Ségrégation spatiale, non application de la loi SRU, absence de politique sociale du logement, nombreuses sont les communes des Bouches-du-Rhône comme par exemple Carry le Rouet, Mimet ou encore Bouc-Bel-Air, qui choisissent de s’acquitter d’une taxe plutôt que d’appliquer la loi sur le logement social. Certaines allant même jusqu’à demander à être exemptées de leurs obligations en la matière, avançant entre autres le manque de transports en commun… Nombreuses sont aussi les villes du territoire à refuser de s’occuper ou de prendre en charge les plus démunis comme dans la métropole Aix-Marseille-Provence.

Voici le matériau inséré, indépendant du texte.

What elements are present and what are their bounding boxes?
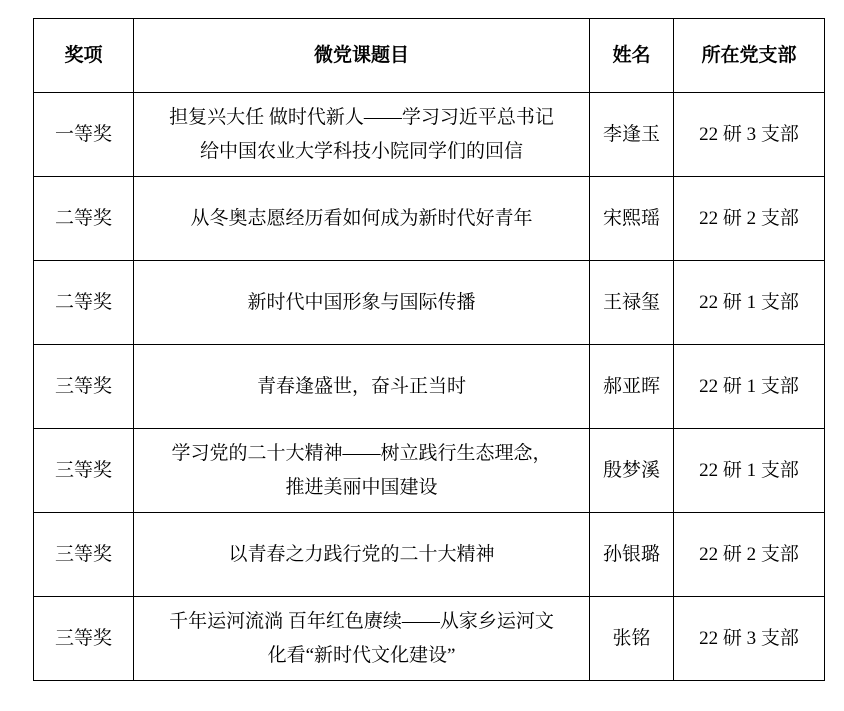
cell-name: 李逢玉 xyxy=(590,93,674,177)
cell-topic: 千年运河流淌 百年红色赓续——从家乡运河文化看“新时代文化建设” xyxy=(134,597,590,681)
cell-name: 王禄玺 xyxy=(590,261,674,345)
cell-branch: 22 研 1 支部 xyxy=(674,345,825,429)
cell-award: 二等奖 xyxy=(34,261,134,345)
cell-branch: 22 研 2 支部 xyxy=(674,177,825,261)
header-topic: 微党课题目 xyxy=(134,19,590,93)
cell-name: 张铭 xyxy=(590,597,674,681)
cell-branch: 22 研 1 支部 xyxy=(674,429,825,513)
cell-name: 宋熙瑶 xyxy=(590,177,674,261)
cell-topic: 从冬奥志愿经历看如何成为新时代好青年 xyxy=(134,177,590,261)
cell-topic: 学习党的二十大精神——树立践行生态理念，推进美丽中国建设 xyxy=(134,429,590,513)
cell-award: 三等奖 xyxy=(34,597,134,681)
cell-branch: 22 研 2 支部 xyxy=(674,513,825,597)
table-row: 三等奖 青春逢盛世，奋斗正当时 郝亚晖 22 研 1 支部 xyxy=(34,345,825,429)
cell-award: 三等奖 xyxy=(34,429,134,513)
table-row: 二等奖 新时代中国形象与国际传播 王禄玺 22 研 1 支部 xyxy=(34,261,825,345)
cell-award: 二等奖 xyxy=(34,177,134,261)
cell-topic: 新时代中国形象与国际传播 xyxy=(134,261,590,345)
cell-name: 孙银璐 xyxy=(590,513,674,597)
cell-branch: 22 研 3 支部 xyxy=(674,597,825,681)
cell-name: 郝亚晖 xyxy=(590,345,674,429)
award-results-table: 奖项 微党课题目 姓名 所在党支部 一等奖 担复兴大任 做时代新人——学习习近平… xyxy=(33,18,825,681)
cell-topic: 青春逢盛世，奋斗正当时 xyxy=(134,345,590,429)
table-row: 三等奖 学习党的二十大精神——树立践行生态理念，推进美丽中国建设 殷梦溪 22 … xyxy=(34,429,825,513)
table-row: 二等奖 从冬奥志愿经历看如何成为新时代好青年 宋熙瑶 22 研 2 支部 xyxy=(34,177,825,261)
table-header-row: 奖项 微党课题目 姓名 所在党支部 xyxy=(34,19,825,93)
table-row: 三等奖 千年运河流淌 百年红色赓续——从家乡运河文化看“新时代文化建设” 张铭 … xyxy=(34,597,825,681)
cell-award: 一等奖 xyxy=(34,93,134,177)
header-name: 姓名 xyxy=(590,19,674,93)
cell-award: 三等奖 xyxy=(34,345,134,429)
table-row: 一等奖 担复兴大任 做时代新人——学习习近平总书记给中国农业大学科技小院同学们的… xyxy=(34,93,825,177)
table-row: 三等奖 以青春之力践行党的二十大精神 孙银璐 22 研 2 支部 xyxy=(34,513,825,597)
cell-branch: 22 研 3 支部 xyxy=(674,93,825,177)
cell-branch: 22 研 1 支部 xyxy=(674,261,825,345)
header-award: 奖项 xyxy=(34,19,134,93)
cell-topic: 担复兴大任 做时代新人——学习习近平总书记给中国农业大学科技小院同学们的回信 xyxy=(134,93,590,177)
cell-award: 三等奖 xyxy=(34,513,134,597)
cell-name: 殷梦溪 xyxy=(590,429,674,513)
cell-topic: 以青春之力践行党的二十大精神 xyxy=(134,513,590,597)
header-branch: 所在党支部 xyxy=(674,19,825,93)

Et Marseille concentre les difficultés. « Le “sans-abrisme” fait des ravages à Marseille, constate Florent Houdmon. L’an dernier, on estime à 14 000 les personnes qui, à un moment ou à un autre, se sont retrouvées sans abri. Les chiffres ne cessent de grossir. Aujourd’hui des bébés naissent dans la rue et des personnes y meurent. L’âge moyen de vie dans ces conditions est seulement de 49 ans. » Le tout dans le contexte particulier qui a suivi le drame des effondrements de la rue d’Aubagne, le 5 novembre 2018, et la multiplication des arrêtés de péril pour habitant indigne. « En plus des 4 000 délogés, il faut rappeler que 100 000 marseillais, un an après le drame, vivent toujours dans des taudis, rappelle Florent Houdmon. On a notamment une grande pénurie de logements très sociaux. Et une répartition très disparate des logements sociaux : le centre-ville et les quartiers sud marseillais sont toujours non-conformes à la loi SRU »…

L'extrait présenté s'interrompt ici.